Alexander and the Terrible, Horrible, No Good, Very Bad Day
- Matthew Turner
- 6 October 2014
Fun family comedy adapted from the kids' book featuring Jennifer Garner and Steve Carell
Ever had one of those days where nothing goes right? 11-year-old Alexander Cooper (Ed Oxenbould) seems to have more than his fair share. And when his latest day from hell is largely ignored by his family, Alexander makes a midnight birthday wish for the rest of the Coopers to experience a day as bad as his, just so they'll know what it's like.

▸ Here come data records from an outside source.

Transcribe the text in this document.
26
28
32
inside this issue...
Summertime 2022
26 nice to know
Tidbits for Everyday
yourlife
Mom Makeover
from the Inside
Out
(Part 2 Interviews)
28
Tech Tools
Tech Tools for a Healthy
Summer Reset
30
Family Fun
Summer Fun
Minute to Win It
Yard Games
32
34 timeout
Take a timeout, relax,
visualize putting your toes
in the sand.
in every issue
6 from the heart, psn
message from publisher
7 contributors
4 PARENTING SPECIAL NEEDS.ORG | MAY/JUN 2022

And so the Cooper clan each end up enduring the mother of all bad days: unemployed dad Ben (Steve Carell) has to take baby Trevor to an important job interview; over-worked mum Kelly (Jennifer Garner) has a career-threatening disaster involving a celebrity book-reading; the driving test of older brother Anthony (Dylan Minnette) doesn't go exactly to plan; and older sister Emily (Kerris Dorsey) gets a hideous head-cold on the day of her performance in the school play. Meanwhile, Alexander is horrified at every fresh catastrophe because he thinks his wish is to blame.
Loosely based on Judith Viorst's much-loved 1972 children's book, which only detailed Alexander's initial bad day, the film gets a lot of comic mileage out of its inventive second act, with director Miguel Arteta (Chuck & Buck) delivering a handful of genuinely hilarious set-pieces. Indeed, Arteta proves an inspired choice, his taste for more adult comedy adds a pleasing edge to what could otherwise have been standard, super-saccharine Disney fare.
In addition, he draws delightfully witty performances from his entire cast, particularly Oxenbould, who makes a likeable lead, and Garner, who relishes the chance to play up her goofy side. Moreover, the script pays genuine attention to its characters, making the Coopers seem like a believable family without resorting to amped-up caricature. This is a highly entertaining family comedy, with the commendably short runtime ensuring it doesn't wear out its welcome.
Scottish release from Fri 10 Oct, released UK-wide Fri 24 Oct.